Dick: Ha! Now I’m really in at the deep end. I wonder what’s down here. Gosh, a deserted garden. In a deserted swimming pool. This place could really be something. I could build luxury flats here and become a millionaire! But what’s this? A glass door hidden among the thorns. It leads to a chamber. I wonder what’s inside? My word, it’s like being on Twitter, I have these sudden urges to express even my most inane thoughts out loud. I wonder what I’ll have for lunch. Perhaps I should Tweet that too. But first, let me open this door. It’s very stiff. Oh yes it is. And look, there’s a bed of red velvet. And lying sleeping upon it is… is.. Margaret. Margaret! My love!
Narrator: And with that Dick rushed over to the bed where the beautiful Margaret lay sleeping. He slowly bent down and kissed her on the lips. Margaret awoke and stared up at her saviour.
Margaret: Oh Dick. I thought you’d abandoned me. All that talk from your mother turned you away from me. In the end I just had to leave. I knew that I had a chance to make things better in Twickenham and so I cast a spell on myself to sleep for a thousand years or until someone came to save the pool site, whichever came first really. And Dick, you’ve come at last.
Dick: Yes dear. And I have decided to form a group to redevelop this site for Twickenham. I’m going to call it the TWickenham Action Team. Will you join? It’ll be shortened to…
Margaret: Great! Of course I’ll join dearest Dick. Together we will build a community space for the whole of Twickenham to enjoy.
Dick: Well clearly luxury flats are the best option on this site. To get the cash in, you know.
Margaret: Errr… Community comes first I think you’ll find.
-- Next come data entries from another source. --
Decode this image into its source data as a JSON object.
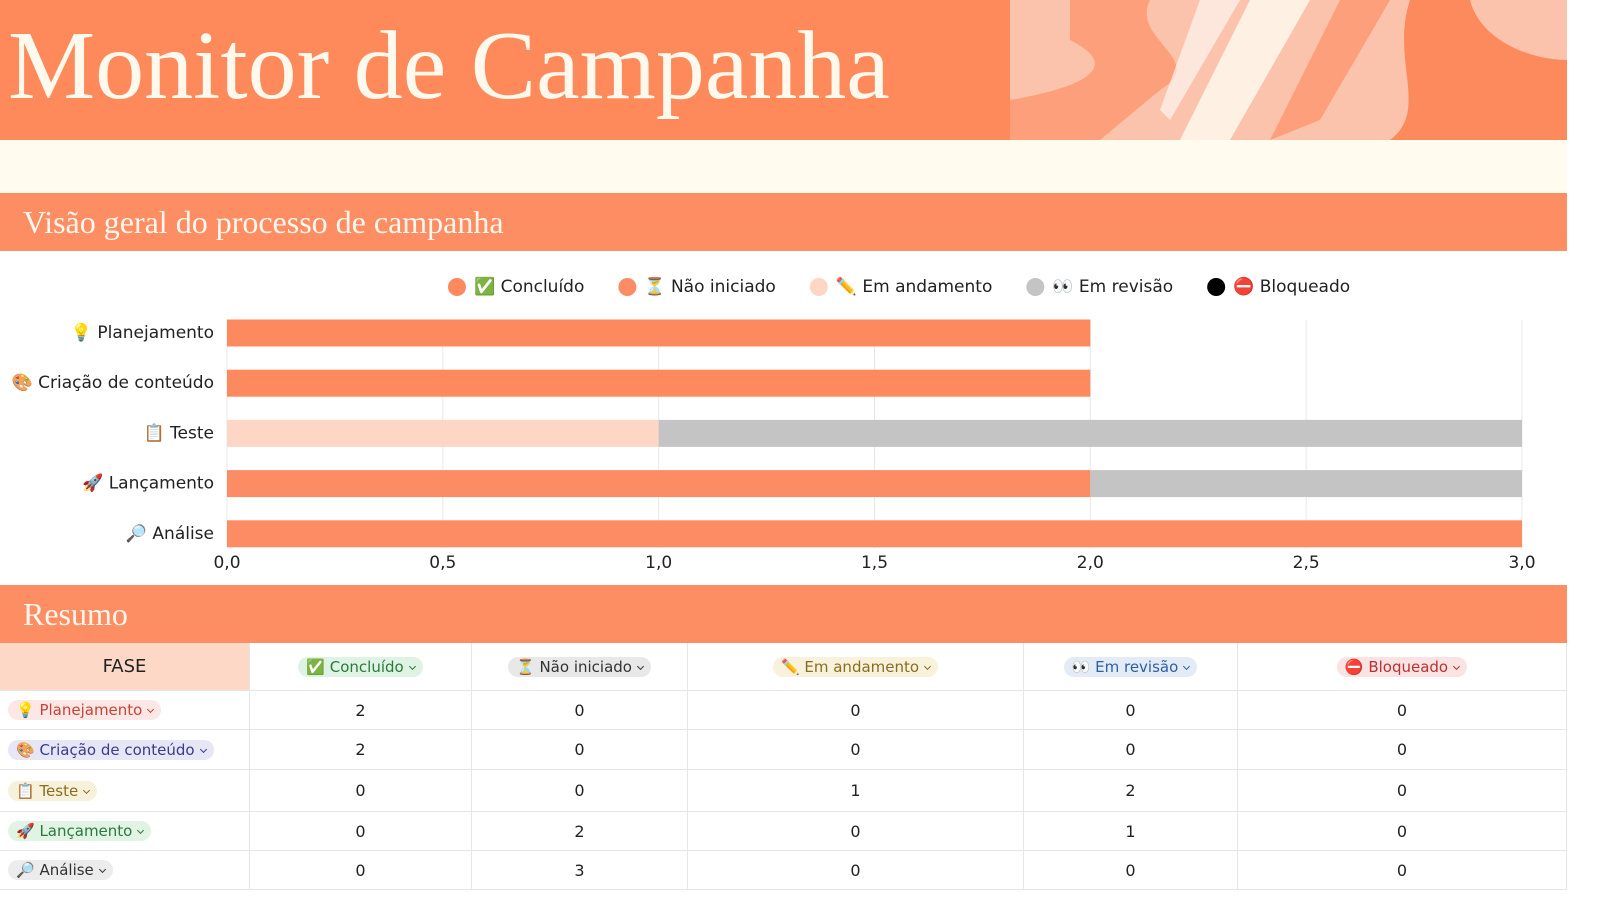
{
  "header": {
    "title": "Monitor de Campanha"
  },
  "sections": {
    "overview": "Visão geral do processo de campanha",
    "summary": "Resumo"
  },
  "chart_data": {
    "type": "bar",
    "orientation": "horizontal",
    "stacked": true,
    "categories": [
      "💡 Planejamento",
      "🎨 Criação de conteúdo",
      "📋 Teste",
      "🚀 Lançamento",
      "🔎 Análise"
    ],
    "series": [
      {
        "name": "✅ Concluído",
        "color": "#fd8a5e",
        "values": [
          2,
          2,
          0,
          0,
          0
        ]
      },
      {
        "name": "⏳ Não iniciado",
        "color": "#fb8c63",
        "values": [
          0,
          0,
          0,
          2,
          3
        ]
      },
      {
        "name": "✏️ Em andamento",
        "color": "#fdd6c5",
        "values": [
          0,
          0,
          1,
          0,
          0
        ]
      },
      {
        "name": "👀 Em revisão",
        "color": "#c4c4c4",
        "values": [
          0,
          0,
          2,
          1,
          0
        ]
      },
      {
        "name": "⛔ Bloqueado",
        "color": "#000000",
        "values": [
          0,
          0,
          0,
          0,
          0
        ]
      }
    ],
    "xlim": [
      0,
      3
    ],
    "xticks": [
      {
        "value": 0,
        "label": "0,0"
      },
      {
        "value": 0.5,
        "label": "0,5"
      },
      {
        "value": 1,
        "label": "1,0"
      },
      {
        "value": 1.5,
        "label": "1,5"
      },
      {
        "value": 2,
        "label": "2,0"
      },
      {
        "value": 2.5,
        "label": "2,5"
      },
      {
        "value": 3,
        "label": "3,0"
      }
    ],
    "grid": true,
    "legend": "top"
  },
  "table": {
    "header": "FASE"
  }
}
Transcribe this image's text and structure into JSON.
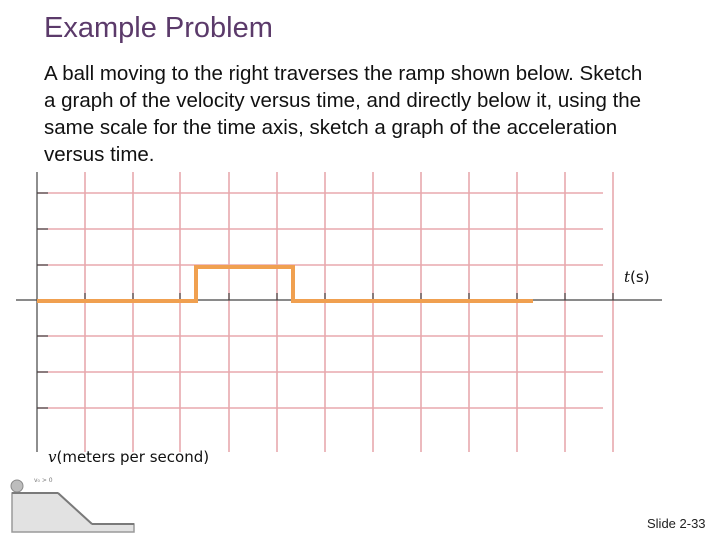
{
  "slide": {
    "title": "Example Problem",
    "problem_lines": [
      "A ball moving to the right traverses the ramp shown below. Sketch",
      "a graph of the velocity versus time, and directly below it, using the",
      "same scale for the time axis, sketch a graph of the acceleration",
      "versus time."
    ],
    "slide_number": "Slide 2-33"
  },
  "graph": {
    "time_axis_symbol": "t",
    "time_axis_unit": "(s)",
    "velocity_axis_symbol": "v",
    "velocity_axis_unit": "(meters per second)"
  },
  "ramp_thumbnail": {
    "label": "v₀ > 0"
  },
  "colors": {
    "title": "#5b3a6a",
    "grid": "#e8a8ad",
    "curve": "#f0a050",
    "axis": "#444444"
  },
  "chart_data": {
    "type": "line",
    "series": [
      {
        "x": [
          "start",
          "pulse_rise",
          "pulse_rise",
          "pulse_fall",
          "pulse_fall",
          "end"
        ],
        "y": [
          "low",
          "low",
          "high",
          "high",
          "low",
          "low"
        ]
      }
    ]
  }
}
This is a key space.
Dick: But without a viable commercial plan how are you going to make it work?
Margaret: Yes but flats for rich people is not the only option here is it?
Dick: There is a recession on you know.
Margaret: Oh piss off. Change the subject can’t you Mr TWickenham Action Team. You really are the prize member of that group, aren’t you?
Dick: Alright, how about we focus on improving the station?
Margaret: Eh? What about the station?
Dick: I can’t stand this! I need a drink. You?
Margaret: Well, I’m definitely up for a quick one.
Both: Fnarr, fnarr
Dick: In that case I guess my dreams can wait for a few more minutes!
Margaret: That long?
Narrator: And so Dick Twickington and Margaret Strawberry-Hill got married and lived happily ever after on the ninth floor of the new station block. And what of the riverside site? Well boys and girls, that’s an even more far fetched story and one that will have to wait for another day.